As you measure CPU activity with CPU counters, keep in mind that the following processes are those that use the most CPU resources in SQL Server:
- Context switching: This occurs when threads are switched between CPUs in your SQL Server, and excessive context switching eats up CPU resources. In some cases, context switching can be reduced by turning on Lightweight Pooling. See this website for more details on this option.
- Recompilation: Excessive SP recompilation wastes CPU resources and slows SQL Server. See this website for ways to reduce SP recompilation.
- Sorting: At some point, data may have be be sorted. But to reduce the load sorting can have on SQL Server, only sort the minimum amount of data that needs to be sorted, or consider pushing off the sorting function onto the client.
- Hashing: Hashing often occurs when JOINs are used. They are also used in UNIONs. Often, but not always, a HASH JOIN can be modified so that is runs as a LOOP JOIN instead, which reduces CPU activity and speeds performance. See this website for more details on LOOP JOINs.
If you want to reduce CPU activity, you will need to reduce one or more of the above SQL Server functions.
Measuring the CPU activity of your SQL Server is a key way to identify potential CPU bottlenecks. The Process Object: % Processor Time counter is available for each CPU (instance) in your server, and measures the utilization of each individual CPU. If you have more than a single CPU, or if you have a single hyperthreading CPU, then watching this counter for specific CPUs is not of much value. Instead, monitor the _Total instance, which provides you with the total overall CPU utilization for your server, which is a good overall indicator of how busy your server is.
As an alternative to the _Total instance, you can also use the System Object: % Total Processor Time counter, which measures the average of all the CPUs in your server.
Generally speaking, if the total CPU utilization of your server exceeds 80% for continuous periods (over 10 minutes or so), then you may have a CPU bottleneck. Some potential solutions to a CPU bottleneck are to reduce the server load (tune those queries), get faster CPUs, or get more CPUs.
Another valuable indicator of CPU performance is the System Object: Processor Queue Length. If the Processor Queue Length exceeds 2 per CPU for continuous periods (over 10 minutes or so), then you probably have a CPU bottleneck. For example, if you have 4 CPUs in your server, the Processor Queue Length should not exceed a total of 8 for the entire server.
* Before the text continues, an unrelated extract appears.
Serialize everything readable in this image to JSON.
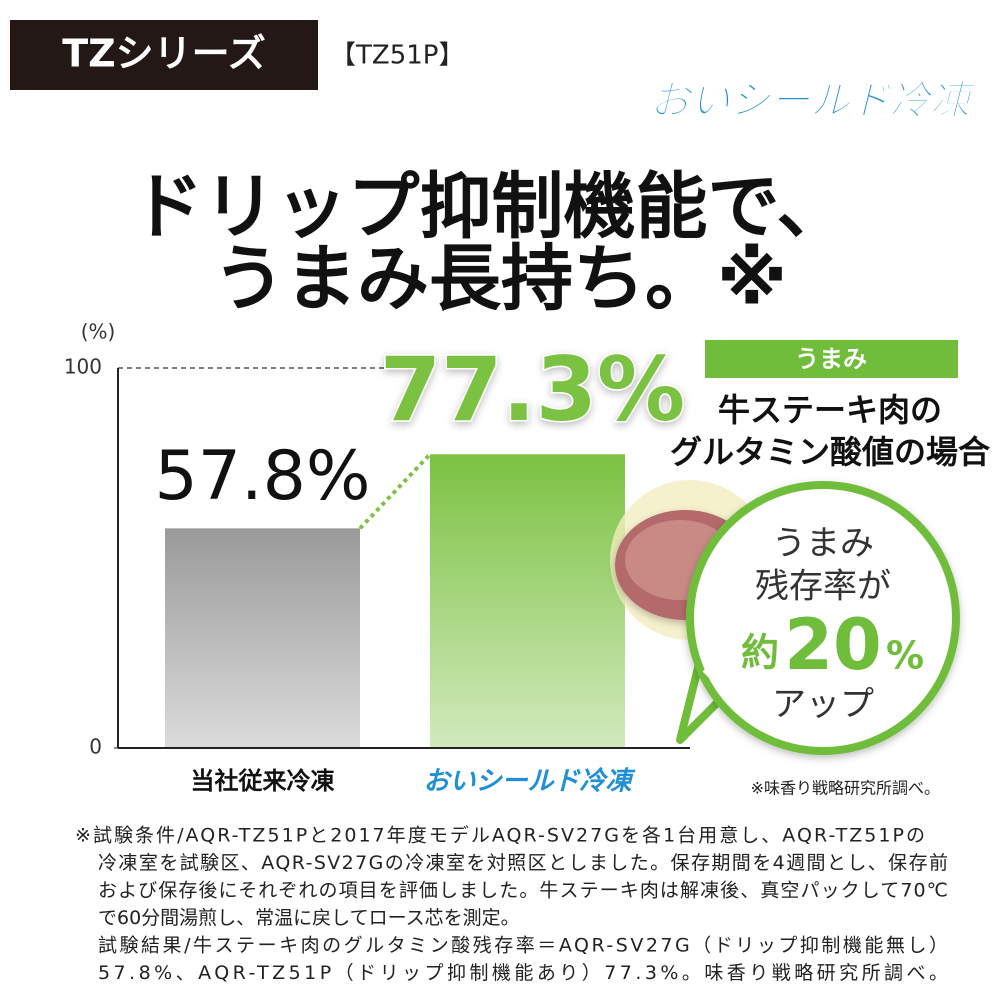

If the Processor Queue Length regularly exceeds the recommended maximum, but the CPU utilization is not correspondingly as high (which is typical), then consider reducing the SQL Server “max worker threads” configuration setting. It is possible the reason that the Processor Queue Length is high is because there are an excess number of worker threads waiting to take their turn. By reducing the number of “maximum worker threads”, what you are doing is forcing thread pooling to kick in (if it hasn’t already), or to take greater advantage of thread pooling.
Use both the Processor Queue Length and the % Total Process Time counters together to determine if you have a CPU bottleneck. If both indicators are exceeding their recommended amounts during the same continuous time periods, you can be assured there is a CPU bottleneck.
If the System Object: % Total Processor Time counter in your multiple CPU server regularly runs over 80% or so, then you may want to start monitoring the System: Context Switches/Sec counter. This counter measures how often NT Server switches between threads. Heavy context switching hurts performance and should be minimized. If the System: Context Switches/Sec counter nears 8000, then you should consider using NT Windows Fibers. Fibers are subcomponents of threads that perform similarly to threads. The advantage of using them is that they have less overhead when being switched between CPUs in a multiple CPU server.
This benefit does not show up unless the server’s CPUs are running at near maximum, or the Performance Monitor System: Context Switching/Sec counter nears 8000 switches per second for continual periods (over 10 minutes), so don’t select this option unless your server’s CPUs are nearly maxed out. You will also want to carefully test (before and after) the effect of this setting on your server’s performance, because you may not always get the results you expect when making this change.